Hillary Clinton is bowing out of the presidential race, saying on Thursday she will rally support for Barack Obama, as the presumptive Democratic nominee begins the delicate search for a running mate amid pressure from his former rival’s supporters to choose her.
Hillary, armed with a battle-tested campaign team and husband who was a popular two-term president, was initially seen by many as unbeatable. But her hopes of becoming the first woman US president faded as Obama chipped away at her early lead to become the first black nominee to lead a major American party.
Their hard-fought battle created rifts within the Democratic Party that Hillary’s public show of support would help heal. "I will be speaking on Saturday about how together we can rally the party behind Senator Obama," Hillary told supporters in an email Thursday morning. "The stakes are too high and the task before us too important to do otherwise."
Hillary’s communications director Howard Wolfson said she will express her support for Obama at an event she is hosting on Saturday in Washington DC, to thank her supporters. Now that Hillary is stepping aside, her supporters have pushed for the former first lady to be the vice-presidential candidate. Obama indicated he would at least consider her.
"Senator Clinton would be on anybody’s short list, obviously," he told CBS News, adding they agree on almost all issues. Obama on Wednesday chose a three-person team to help him find a running mate, a day after he reached the delegate threshold to clinch the nomination. His campaign said the vetting was to be managed by Caroline Kennedy, the daughter of late President John F. Kennedy; former deputy attorney-general Eric Holder and Washington insider Jim Johnson.
Hillary has told lawmakers privately that she would be interested in the vice-presidential nomination. Obama was noncommittal after chatting with her Wednesday morning at the American Israel Public Affairs Committee’s annual conference.
On the one hand, by making Hillary his choice for vice-president, Obama might tap into her core supporters, who have so far eluded him, including masses of blue-collar voters in swing states, Hispanics and older voters, especially women.
However, Obama has painted Hillary as a figure of another time and himself as a clean break from all that’s past and passe about Washington.

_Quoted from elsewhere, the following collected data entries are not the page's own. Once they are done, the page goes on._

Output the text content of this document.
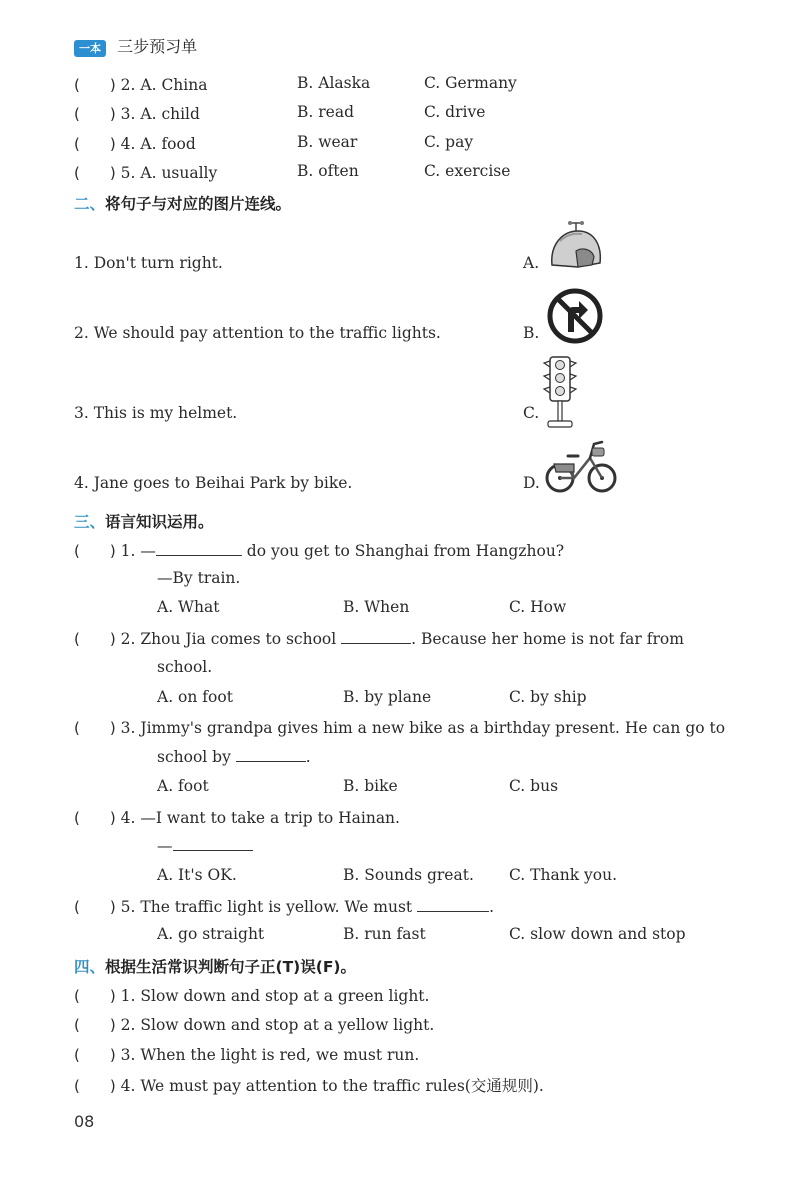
一本 三步预习单
(　　) 2. A. China	B. Alaska	C. Germany
(　　) 3. A. child	B. read	C. drive
(　　) 4. A. food	B. wear	C. pay
(　　) 5. A. usually	B. often	C. exercise
二、将句子与对应的图片连线。
1. Don't turn right.
2. We should pay attention to the traffic lights.
3. This is my helmet.
4. Jane goes to Beihai Park by bike.
A.
B.
C.
D.
三、语言知识运用。
(　　) 1. —	do you get to Shanghai from Hangzhou?
—By train.
A. What	B. When	C. How
(　　) 2. Zhou Jia comes to school	. Because her home is not far from
school.
A. on foot	B. by plane	C. by ship
(　　) 3. Jimmy's grandpa gives him a new bike as a birthday present. He can go to
school by	.
A. foot	B. bike	C. bus
(　　) 4. —I want to take a trip to Hainan.
—
A. It's OK.	B. Sounds great. C. Thank you.
(　　) 5. The traffic light is yellow. We must	.
A. go straight	B. run fast	C. slow down and stop
四、根据生活常识判断句子正(T)误(F)。
(　　) 1. Slow down and stop at a green light.
(　　) 2. Slow down and stop at a yellow light.
(　　) 3. When the light is red, we must run.
(　　) 4. We must pay attention to the traffic rules(交通规则).
08
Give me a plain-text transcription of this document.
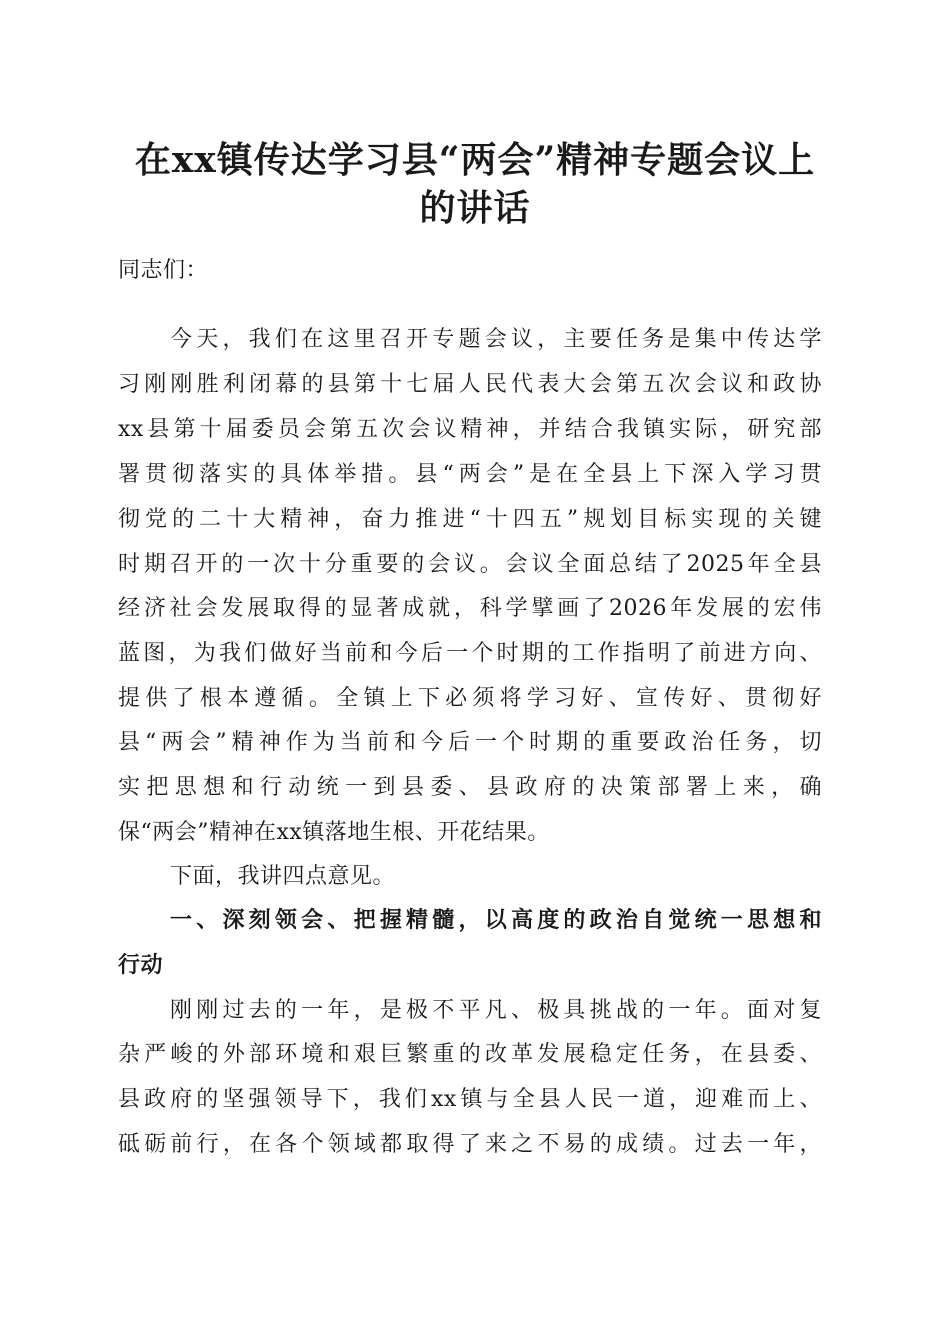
在xx镇传达学习县“两会”精神专题会议上
的讲话
同志们：
今天，我们在这里召开专题会议，主要任务是集中传达学
习刚刚胜利闭幕的县第十七届人民代表大会第五次会议和政协
xx县第十届委员会第五次会议精神，并结合我镇实际，研究部
署贯彻落实的具体举措。县“两会”是在全县上下深入学习贯
彻党的二十大精神，奋力推进“十四五”规划目标实现的关键
时期召开的一次十分重要的会议。会议全面总结了2025年全县
经济社会发展取得的显著成就，科学擘画了2026年发展的宏伟
蓝图，为我们做好当前和今后一个时期的工作指明了前进方向、
提供了根本遵循。全镇上下必须将学习好、宣传好、贯彻好
县“两会”精神作为当前和今后一个时期的重要政治任务，切
实把思想和行动统一到县委、县政府的决策部署上来，确
保“两会”精神在xx镇落地生根、开花结果。
下面，我讲四点意见。
一、深刻领会、把握精髓，以高度的政治自觉统一思想和
行动
刚刚过去的一年，是极不平凡、极具挑战的一年。面对复
杂严峻的外部环境和艰巨繁重的改革发展稳定任务，在县委、
县政府的坚强领导下，我们xx镇与全县人民一道，迎难而上、
砥砺前行，在各个领域都取得了来之不易的成绩。过去一年，
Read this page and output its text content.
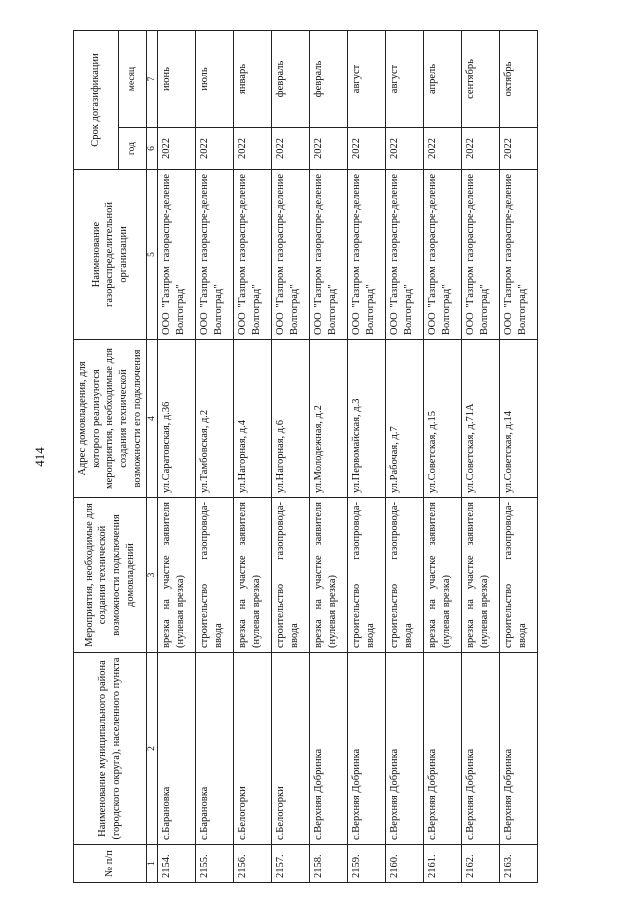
414
№ п/п	Наименование муниципального района (городского округа), населенного пункта	Мероприятия, необходимые для создания технической возможности подключения домовладений	Адрес домовладения, для которого реализуются мероприятия, необходимые для создания технической возможности его подключения	Наименование газораспределительной организации	Срок догазификации	
					год	месяц
1	2	3	4	5	6	7
2154.	с.Барановка	врезка на участке заявителя (нулевая врезка)	ул.Саратовская, д.36	ООО "Газпром газораспре-деление Волгоград"	2022	июнь
2155.	с.Барановка	строительство газопровода-ввода	ул.Тамбовская, д.2	ООО "Газпром газораспре-деление Волгоград"	2022	июль
2156.	с.Белогорки	врезка на участке заявителя (нулевая врезка)	ул.Нагорная, д.4	ООО "Газпром газораспре-деление Волгоград"	2022	январь
2157.	с.Белогорки	строительство газопровода-ввода	ул.Нагорная, д.6	ООО "Газпром газораспре-деление Волгоград"	2022	февраль
2158.	с.Верхняя Добринка	врезка на участке заявителя (нулевая врезка)	ул.Молодежная, д.2	ООО "Газпром газораспре-деление Волгоград"	2022	февраль
2159.	с.Верхняя Добринка	строительство газопровода-ввода	ул.Первомайская, д.3	ООО "Газпром газораспре-деление Волгоград"	2022	август
2160.	с.Верхняя Добринка	строительство газопровода-ввода	ул.Рабочая, д.7	ООО "Газпром газораспре-деление Волгоград"	2022	август
2161.	с.Верхняя Добринка	врезка на участке заявителя (нулевая врезка)	ул.Советская, д.15	ООО "Газпром газораспре-деление Волгоград"	2022	апрель
2162.	с.Верхняя Добринка	врезка на участке заявителя (нулевая врезка)	ул.Советская, д.71А	ООО "Газпром газораспре-деление Волгоград"	2022	сентябрь
2163.	с.Верхняя Добринка	строительство газопровода-ввода	ул.Советская, д.14	ООО "Газпром газораспре-деление Волгоград"	2022	октябрь
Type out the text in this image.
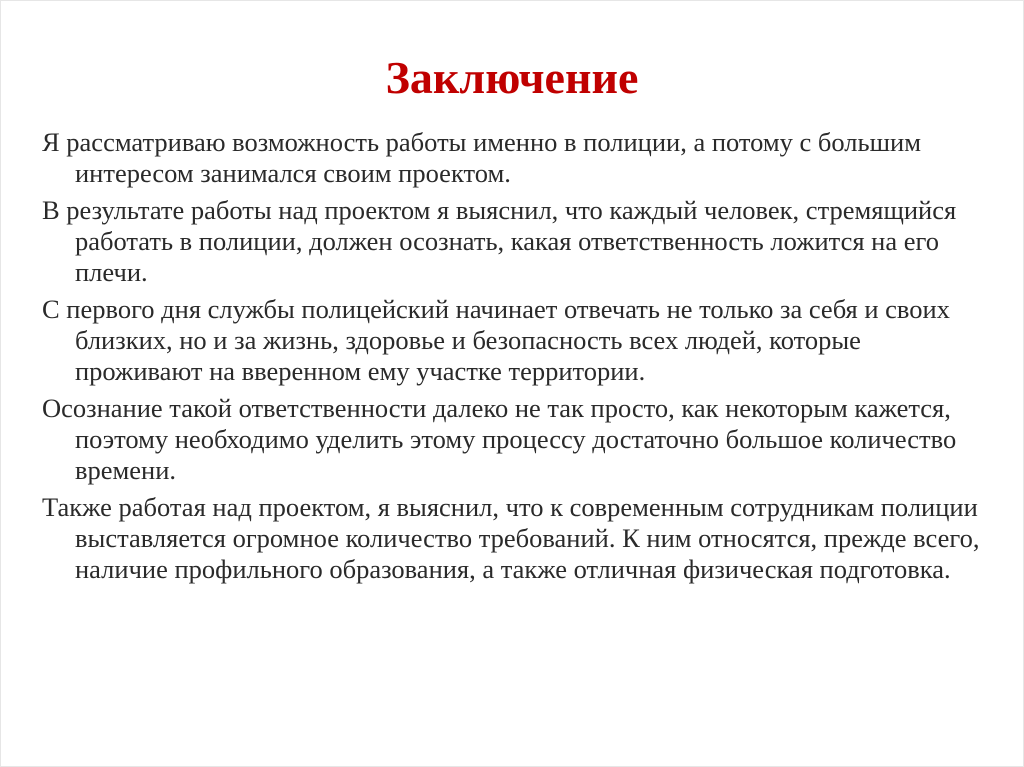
Заключение

Я рассматриваю возможность работы именно в полиции, а потому с большим интересом занимался своим проектом.

В результате работы над проектом я выяснил, что каждый человек, стремящийся работать в полиции, должен осознать, какая ответственность ложится на его плечи.

С первого дня службы полицейский начинает отвечать не только за себя и своих близких, но и за жизнь, здоровье и безопасность всех людей, которые проживают на вверенном ему участке территории.

Осознание такой ответственности далеко не так просто, как некоторым кажется, поэтому необходимо уделить этому процессу достаточно большое количество времени.

Также работая над проектом, я выяснил, что к современным сотрудникам полиции выставляется огромное количество требований. К ним относятся, прежде всего, наличие профильного образования, а также отличная физическая подготовка.
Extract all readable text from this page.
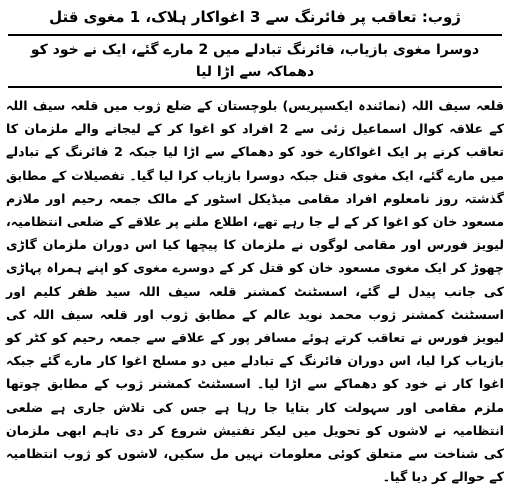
ژوب: تعاقب پر فائرنگ سے 3 اغواکار ہلاک، 1 مغوی قتل
دوسرا مغوی بازیاب، فائرنگ تبادلے میں 2 مارے گئے، ایک نے خود کو دھماکہ سے اڑا لیا

قلعہ سیف اللہ (نمائندہ ایکسپریس) بلوچستان کے ضلع ژوب میں قلعہ سیف اللہ کے علاقہ کوال اسماعیل زئی سے 2 افراد کو اغوا کر کے لیجانے والے ملزمان کا تعاقب کرنے پر ایک اغواکارے خود کو دھماکے سے اڑا لیا جبکہ 2 فائرنگ کے تبادلے میں مارے گئے، ایک مغوی قتل جبکہ دوسرا بازیاب کرا لیا گیا۔ تفصیلات کے مطابق گذشتہ روز نامعلوم افراد مقامی میڈیکل اسٹور کے مالک جمعہ رحیم اور ملازم مسعود خان کو اغوا کر کے لے جا رہے تھے، اطلاع ملنے پر علاقے کے ضلعی انتظامیہ، لیویز فورس اور مقامی لوگوں نے ملزمان کا پیچھا کیا اس دوران ملزمان گاڑی چھوڑ کر ایک مغوی مسعود خان کو قتل کر کے دوسرے مغوی کو اپنے ہمراہ پہاڑی کی جانب پیدل لے گئے، اسسٹنٹ کمشنر قلعہ سیف اللہ سید ظفر کلیم اور اسسٹنٹ کمشنر ژوب محمد نوید عالم کے مطابق ژوب اور قلعہ سیف اللہ کی لیویز فورس نے تعاقب کرتے ہوئے مسافر پور کے علاقے سے جمعہ رحیم کو کٹر کو بازیاب کرا لیا، اس دوران فائرنگ کے تبادلے میں دو مسلح اغوا کار مارے گئے جبکہ اغوا کار نے خود کو دھماکے سے اڑا لیا۔ اسسٹنٹ کمشنر ژوب کے مطابق چوتھا ملزم مقامی اور سہولت کار بتایا جا رہا ہے جس کی تلاش جاری ہے ضلعی انتظامیہ نے لاشوں کو تحویل میں لیکر تفتیش شروع کر دی تاہم ابھی ملزمان کی شناخت سے متعلق کوئی معلومات نہیں مل سکیں، لاشوں کو ژوب انتظامیہ کے حوالے کر دیا گیا۔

Obama’s general-election battle against Republican John McCain, a veteran senator who effectively clinched the Republican nomination in March, is shaping up to be a clash of generations as well as a debate on Iraq. Obama, 46, opposes the war; McCain, 71, is a former Vietnam prisoner of war and staunch supporter of the current US military mission.
Obama, addressing the American Israel Public Affairs Committee on Wednesday, criticised McCain for supporting a "plan for staying, not a plan for victory" in Iraq.
"Keeping all of our troops tied down indefinitely in Iraq is not the way to weaken Iran, it is precisely what strengthened it," Obama told the gathering.
The comments were aimed to reassure Jewish voters who had been wary of the first-term senator, who was sharply criticised by Republicans for saying he was prepared to meet one-on-one with some of the US’s staunchest foes.
McCain, meanwhile, challenged Obama to join him in 10 town-hall meetings with voters before the Democratic convention in August. An Obama adviser was receptive to the idea and said the campaign would discuss it.
Obama’s clinching of the Democratic nomination completed one of the most remarkable US political campaigns in memory. A first-term senator, largely unknown nationally four years ago, he toppled one of America’s most powerful political families.
News of Hillary’s decision broke on Wednesday night as Obama attended a $2,300-per-person fundraiser in New York’s Park Avenue that he called "our first post-nomination event".
Asked about Hillary’s acknowledgment that he will be the Democratic nominee, Obama said: "Truth is, I haven’t had time to think about it. This weekend, I’m going home, talk it over with Michelle and we’re going on a date."
Bob Johnson, the founder of Black Entertainment Television, was lobbying members of the Congressional Black Caucus to urge Obama to put Hillary on the ticket. He said he was doing so with her blessing.
New York Rep. Charles Rangel, a founding member of the caucus, expressed doubts that Johnson’s approach would work. "I don’t really think that the way to get Obama to (choose) Clinton would be to put pressure on him. I think it would have the opposite effect," said Rangel, an early Hillary supporter.
The Obama camp’s disclosure about the three-person vice president vetting team was an effort to change the subject from the long, divisive primary campaign toward the general election.
Caroline’s name came as a surprise, although she endorsed Obama at a critical time last winter, saying he could be an inspirational leader like her father. She also campaigned for Obama.